"Nothing. And you don't think I'm going to try and ferret out things against her!" cried the youth, flushing. "No—I must just bear it."

"It's your parents that will have to bear it!"

His face hardened.

"My mother might have prevented it," he said bitterly. "However, I won't go into that. My father will see I couldn't do anything else. I'd better get it over. I'm going to my lawyers now. They'll take a few days over what I want."

"You'll tell your father?"

"I—I don't know," he said, irresolutely. She noticed that he did not try to pledge her not to give him away. And she, on her side, did not threaten to do so. She argued with him a little more, trying to get at his real thoughts, and to straighten them out for him. But it was evident he had made up such mind as he had, and that his sudden resolution—even the ugly scene which had made him take it—had been a relief. He knew at last where he stood.

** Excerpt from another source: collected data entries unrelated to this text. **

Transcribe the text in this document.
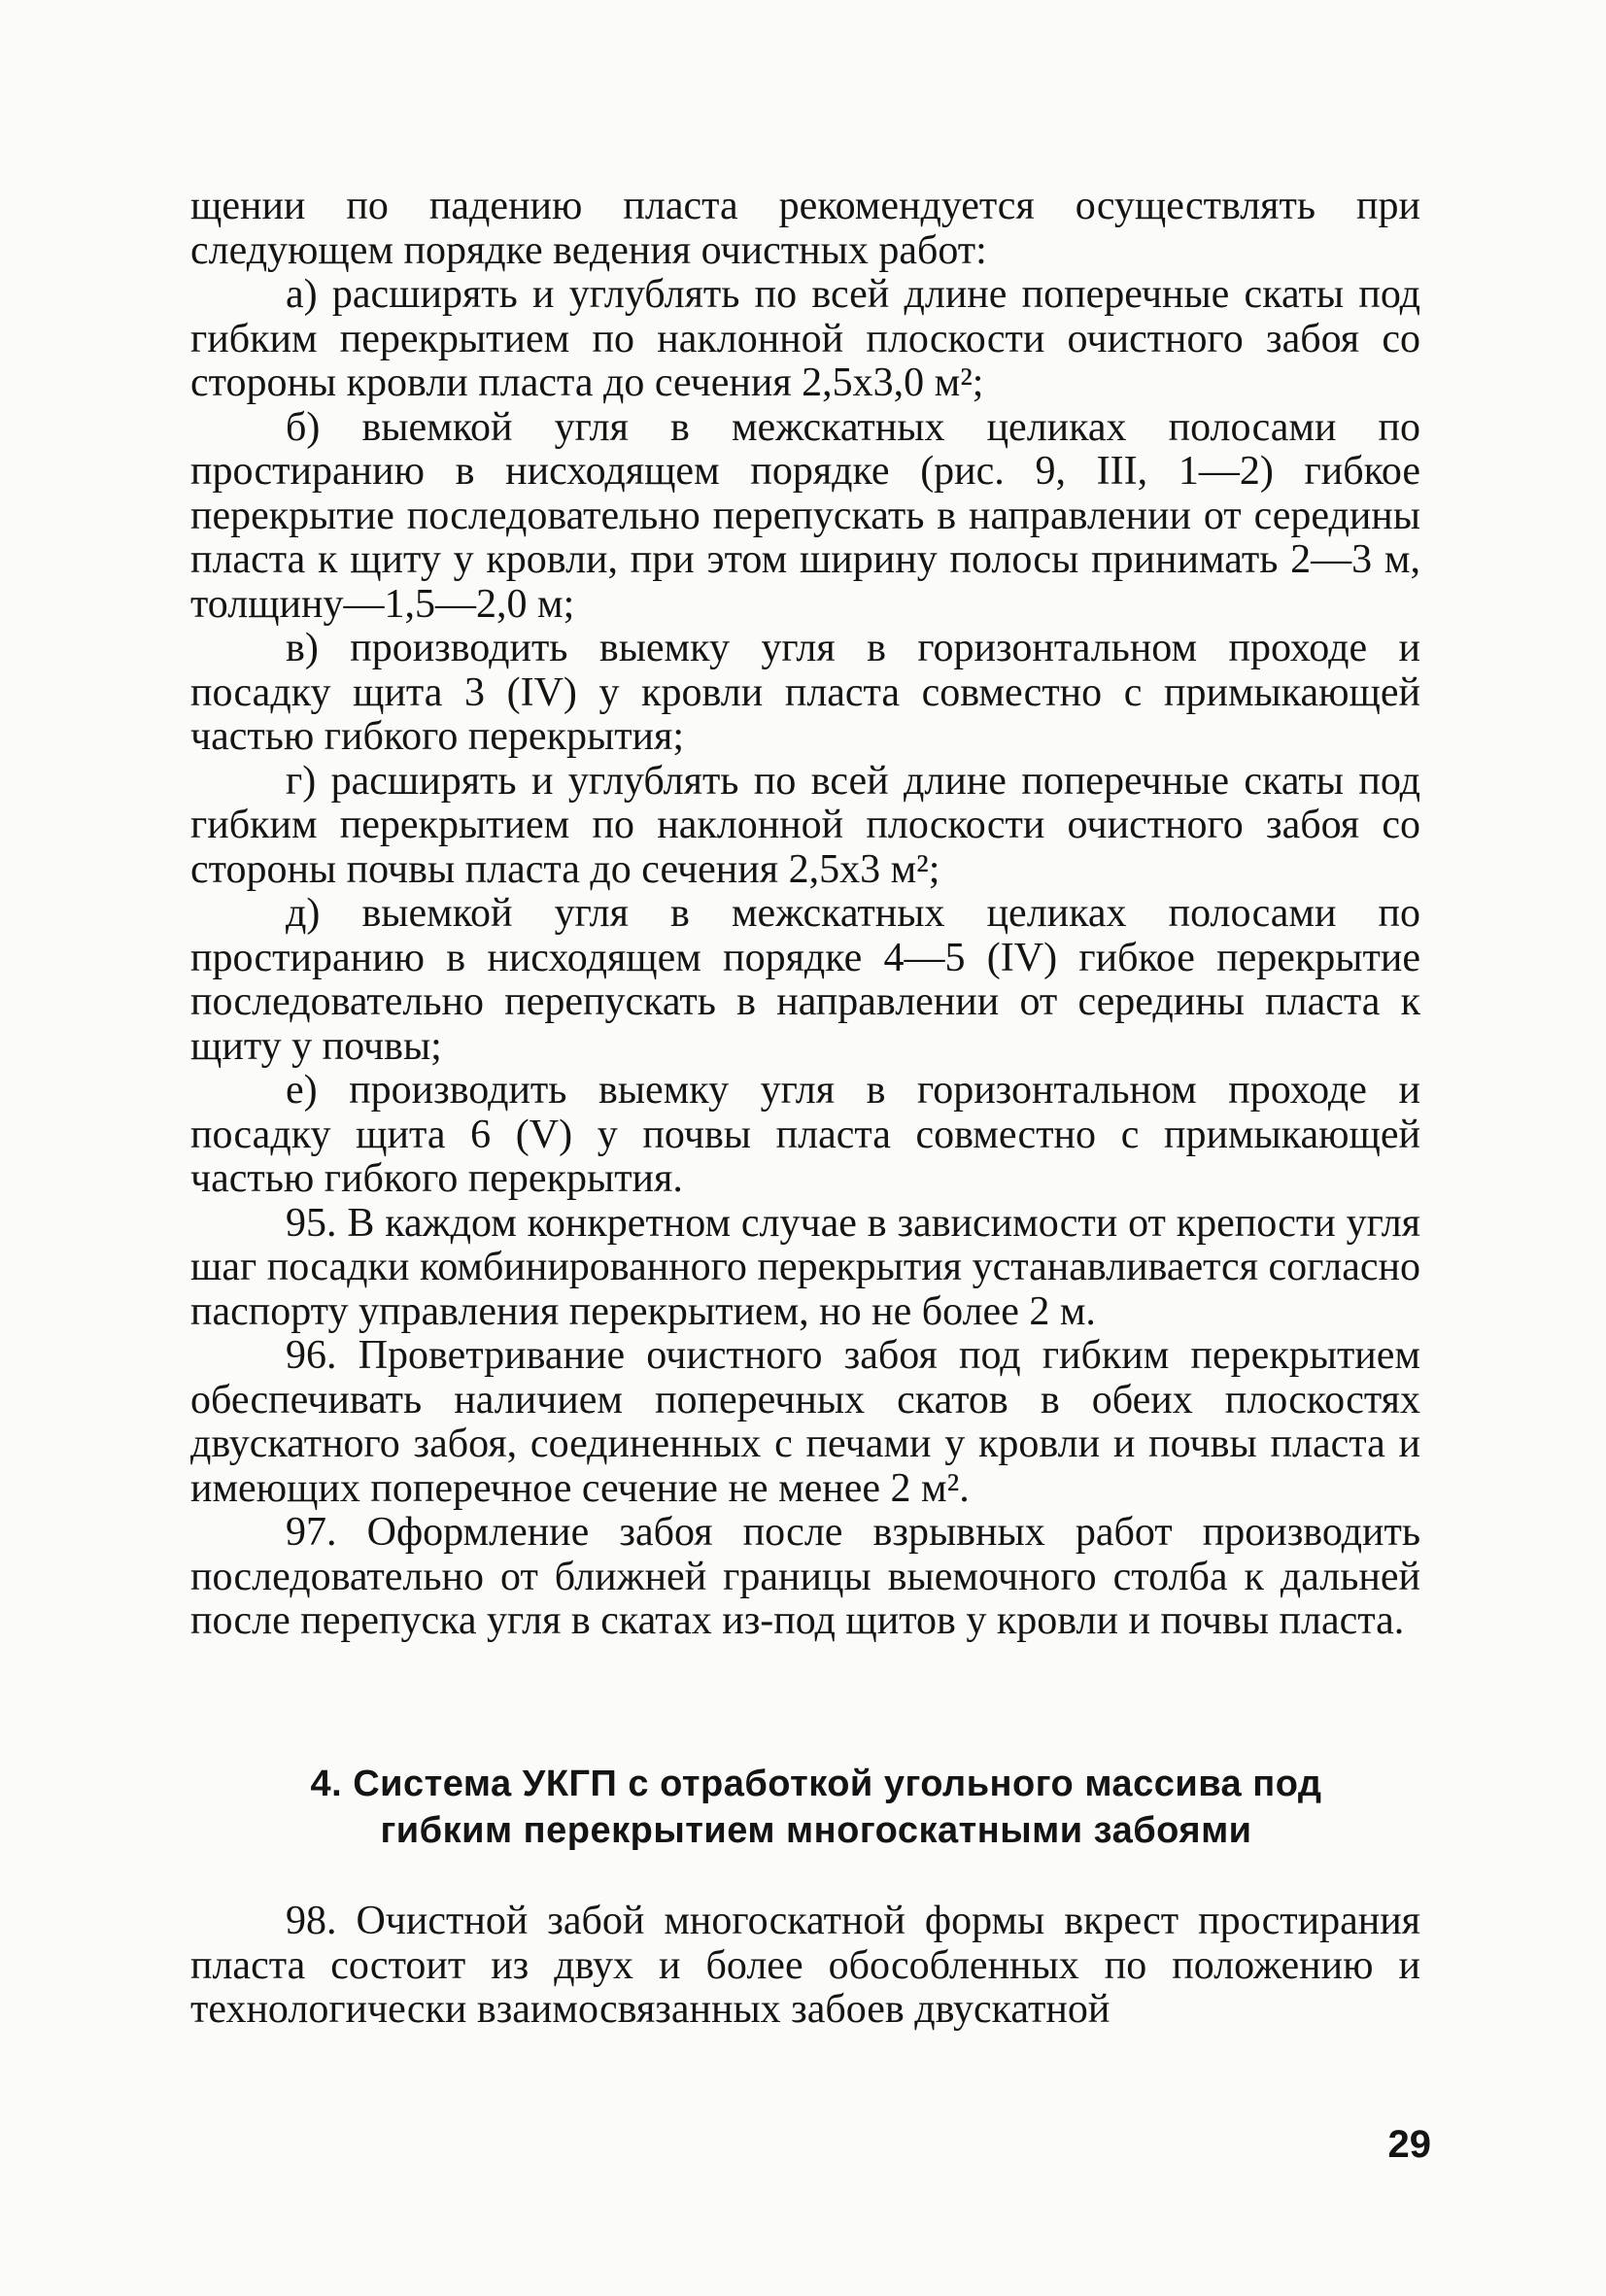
щении по падению пласта рекомендуется осуществлять при следующем порядке ведения очистных работ:

а) расширять и углублять по всей длине поперечные скаты под гибким перекрытием по наклонной плоскости очистного забоя со стороны кровли пласта до сечения 2,5х3,0 м²;

б) выемкой угля в межскатных целиках полосами по простиранию в нисходящем порядке (рис. 9, III, 1—2) гибкое перекрытие последовательно перепускать в направлении от середины пласта к щиту у кровли, при этом ширину полосы принимать 2—3 м, толщину—1,5—2,0 м;

в) производить выемку угля в горизонтальном проходе и посадку щита 3 (IV) у кровли пласта совместно с примыкающей частью гибкого перекрытия;

г) расширять и углублять по всей длине поперечные скаты под гибким перекрытием по наклонной плоскости очистного забоя со стороны почвы пласта до сечения 2,5х3 м²;

д) выемкой угля в межскатных целиках полосами по простиранию в нисходящем порядке 4—5 (IV) гибкое перекрытие последовательно перепускать в направлении от середины пласта к щиту у почвы;

е) производить выемку угля в горизонтальном проходе и посадку щита 6 (V) у почвы пласта совместно с примыкающей частью гибкого перекрытия.

95. В каждом конкретном случае в зависимости от крепости угля шаг посадки комбинированного перекрытия устанавливается согласно паспорту управления перекрытием, но не более 2 м.

96. Проветривание очистного забоя под гибким перекрытием обеспечивать наличием поперечных скатов в обеих плоскостях двускатного забоя, соединенных с печами у кровли и почвы пласта и имеющих поперечное сечение не менее 2 м².

97. Оформление забоя после взрывных работ производить последовательно от ближней границы выемочного столба к дальней после перепуска угля в скатах из-под щитов у кровли и почвы пласта.

4. Система УКГП с отработкой угольного массива под
гибким перекрытием многоскатными забоями

98. Очистной забой многоскатной формы вкрест простирания пласта состоит из двух и более обособленных по положению и технологически взаимосвязанных забоев двускатной

29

So presently Doris let him go. They parted, liking each other decidedly. He thanked her warmly—though drearily—for taking an interest in him, and he said to her on the threshold:

"Some day, I hope, you'll come to Crosby Ledgers again, Mrs. Meadows—and I'll be there—for once! Then I'll tell you—if you care—more about it. Thanks awfully! Good-bye."

* * * * *

Later on, when "Miss Flink," in a state of sulky collapse, had been sent home in her taxi, Doris, Bentley, and Miss Wigram held a conference. But it came to little. Bentley, the hater of "rows," simply could not be moved to take the thing up. "I kept her from scalping him!—" he laughed—"and I'm not due for any more!" Doris said little. A whirl of arguments and projects were in her mind. But she kept her own counsel about them. As to the possibility of inducing the man to break it off, she repeated the only condition on which it could be done; at which Uncle Charles laughed, and Alice Wigram fell into a long and thoughtful silence.